Closed BearBiscuit05 closed 11 months ago
Hi @BearBiscuit05 , sorry for the late reply, I was really busy with another project for the last month...
If I guess it right, you got around 0.49 accuracy on PA right? Then the problem is on data preprocessing. As mentioned in the accuracy section of the paper, we add bidirectional edges to PA for the accuracy part because this is a common practice in leaderboard which significantly boosts accuracy. You can simply use graph = dgl.to_bidirected(graph)
during the preprocessing to fix this problem.
BTW, as validated by the code here, the sampling output of DUCATI is identical to DGL. And DUCATI does not change GNN model/optimizer. Therefore, the accuracy of DUCATI is the same to DGL and any other frameworks that use plain neighbour sampling.
Thank you very much for your response. Currently, I don't have a machine with sufficient memory to implement this. So, I would like to inquire whether a simple three-layer Sage model is sufficient to obtain results. Because I observed on the OGB leaderboard that they seem to have added MLP operations.
Yes, the results reported in the paper are obtained with a standard three-layer GraphSAGE model whose layer is a standard dglnn.SAGEConv as defined here
Thanks very much for your reply, I totally understand.
Hi, I'm sorry to ask again. With the help you provided, I successfully ran the accuracy on the transformed undirected graph PA today. However, I could only measure an accuracy of 0.55-0.56. I would like to understand the reasons for this situation. Currently, my parameters are set as follows: batch size: 1024, fanout: [10, 10, 10], hidden size: 256, dropout: 0.5.

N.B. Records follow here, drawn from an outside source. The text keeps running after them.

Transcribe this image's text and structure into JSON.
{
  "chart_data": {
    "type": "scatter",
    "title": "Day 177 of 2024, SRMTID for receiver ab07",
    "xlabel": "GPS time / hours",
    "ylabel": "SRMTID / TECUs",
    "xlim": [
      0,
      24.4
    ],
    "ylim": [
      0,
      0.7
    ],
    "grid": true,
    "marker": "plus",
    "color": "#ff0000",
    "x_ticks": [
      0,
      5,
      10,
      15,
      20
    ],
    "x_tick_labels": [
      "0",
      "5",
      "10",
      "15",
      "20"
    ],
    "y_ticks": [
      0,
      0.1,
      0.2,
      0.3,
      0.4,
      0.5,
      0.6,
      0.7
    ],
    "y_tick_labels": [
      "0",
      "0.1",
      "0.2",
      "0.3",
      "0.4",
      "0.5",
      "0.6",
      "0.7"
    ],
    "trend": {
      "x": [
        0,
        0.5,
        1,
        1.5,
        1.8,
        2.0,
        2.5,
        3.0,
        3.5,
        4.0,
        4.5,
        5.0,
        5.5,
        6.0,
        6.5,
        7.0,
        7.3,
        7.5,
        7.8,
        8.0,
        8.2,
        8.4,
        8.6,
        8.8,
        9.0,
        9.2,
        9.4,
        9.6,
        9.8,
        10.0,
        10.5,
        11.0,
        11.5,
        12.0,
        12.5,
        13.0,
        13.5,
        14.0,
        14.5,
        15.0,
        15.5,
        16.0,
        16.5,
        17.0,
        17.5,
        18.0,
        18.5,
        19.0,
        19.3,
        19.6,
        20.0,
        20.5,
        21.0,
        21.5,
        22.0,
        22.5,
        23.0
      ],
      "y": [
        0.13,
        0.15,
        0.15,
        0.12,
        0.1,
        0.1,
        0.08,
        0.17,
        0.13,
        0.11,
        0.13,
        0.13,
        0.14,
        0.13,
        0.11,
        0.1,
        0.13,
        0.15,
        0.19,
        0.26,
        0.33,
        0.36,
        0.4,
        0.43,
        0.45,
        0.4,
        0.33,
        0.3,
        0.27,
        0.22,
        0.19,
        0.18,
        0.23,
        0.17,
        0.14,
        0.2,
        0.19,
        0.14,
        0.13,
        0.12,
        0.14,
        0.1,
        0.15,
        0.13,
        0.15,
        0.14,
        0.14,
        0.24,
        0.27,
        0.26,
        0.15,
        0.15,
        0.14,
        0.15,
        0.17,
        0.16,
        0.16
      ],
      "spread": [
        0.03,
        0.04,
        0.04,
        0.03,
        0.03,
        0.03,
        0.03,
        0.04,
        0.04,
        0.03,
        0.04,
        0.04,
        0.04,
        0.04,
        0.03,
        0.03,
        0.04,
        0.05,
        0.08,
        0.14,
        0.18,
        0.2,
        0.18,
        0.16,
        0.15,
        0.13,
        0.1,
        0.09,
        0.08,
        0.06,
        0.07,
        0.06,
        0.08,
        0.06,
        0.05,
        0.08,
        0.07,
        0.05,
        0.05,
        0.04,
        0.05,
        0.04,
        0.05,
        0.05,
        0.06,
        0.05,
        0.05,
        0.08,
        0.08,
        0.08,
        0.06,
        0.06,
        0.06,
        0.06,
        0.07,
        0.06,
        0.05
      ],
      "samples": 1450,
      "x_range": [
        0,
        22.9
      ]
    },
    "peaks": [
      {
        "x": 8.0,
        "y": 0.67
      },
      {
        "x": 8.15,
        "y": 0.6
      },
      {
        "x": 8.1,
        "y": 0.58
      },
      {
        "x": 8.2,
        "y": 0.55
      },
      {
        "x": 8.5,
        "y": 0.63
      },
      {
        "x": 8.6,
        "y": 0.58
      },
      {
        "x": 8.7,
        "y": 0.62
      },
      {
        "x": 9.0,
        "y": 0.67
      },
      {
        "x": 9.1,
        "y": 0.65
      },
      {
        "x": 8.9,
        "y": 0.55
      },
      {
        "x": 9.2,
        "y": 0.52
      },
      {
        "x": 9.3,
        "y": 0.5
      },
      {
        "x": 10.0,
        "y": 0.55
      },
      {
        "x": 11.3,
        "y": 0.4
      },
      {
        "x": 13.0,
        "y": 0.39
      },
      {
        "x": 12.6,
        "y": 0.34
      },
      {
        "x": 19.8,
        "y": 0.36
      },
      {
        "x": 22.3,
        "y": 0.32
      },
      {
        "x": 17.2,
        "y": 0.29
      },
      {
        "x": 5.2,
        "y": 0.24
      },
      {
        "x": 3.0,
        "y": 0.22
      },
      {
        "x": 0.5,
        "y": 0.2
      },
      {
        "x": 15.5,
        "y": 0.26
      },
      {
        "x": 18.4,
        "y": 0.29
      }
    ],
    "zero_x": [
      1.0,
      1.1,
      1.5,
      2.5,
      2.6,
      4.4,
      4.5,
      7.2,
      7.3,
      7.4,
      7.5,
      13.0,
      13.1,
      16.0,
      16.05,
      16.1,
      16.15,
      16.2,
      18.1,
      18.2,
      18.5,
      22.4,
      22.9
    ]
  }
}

Below gives all the hyper-parameters
Namespace(adj_budget=1.75, bs=1000, dataset='ogbn-papers100M', dropout=0.0, epochs=20, fanouts='10,10,10', lr=0.003, metric='acc', model='sage', nfeat_budget=5.25, num_hidden=256, pre_batches=100, pre_epochs=2, valbs=100, valfan='10,10,10')
Note that:
(1) According to common practice, the evaluation should be made in a per-epoch fashion. You should evaluate the model on the validation set right after each epoch's training. And you finally choose the model with the highest validation accuracy throughout this procedure for later use.
(2) the validation part use another sampler other than the training sampler, for simplicity, you can use dgl.dataloading.NeighborSampler(valfan)
(3) the accuracy is calculated with torchmetrics.functional.accuracy
When running the PA dataset and preparing to test the model's correctness, I encountered some issues. I stored the model at the end of the entry function in the run_ducati.py file. Subsequently, I tested the trained model, but it seems that my testing has some problems, and the accuracy I obtained is not correct. I would like to know how to set the parameters to achieve results similar to the paper. If you could provide me with an update to the testing code, I would greatly appreciate it. The parameters I set are fanout [15, 15, 15], and epoch: 20.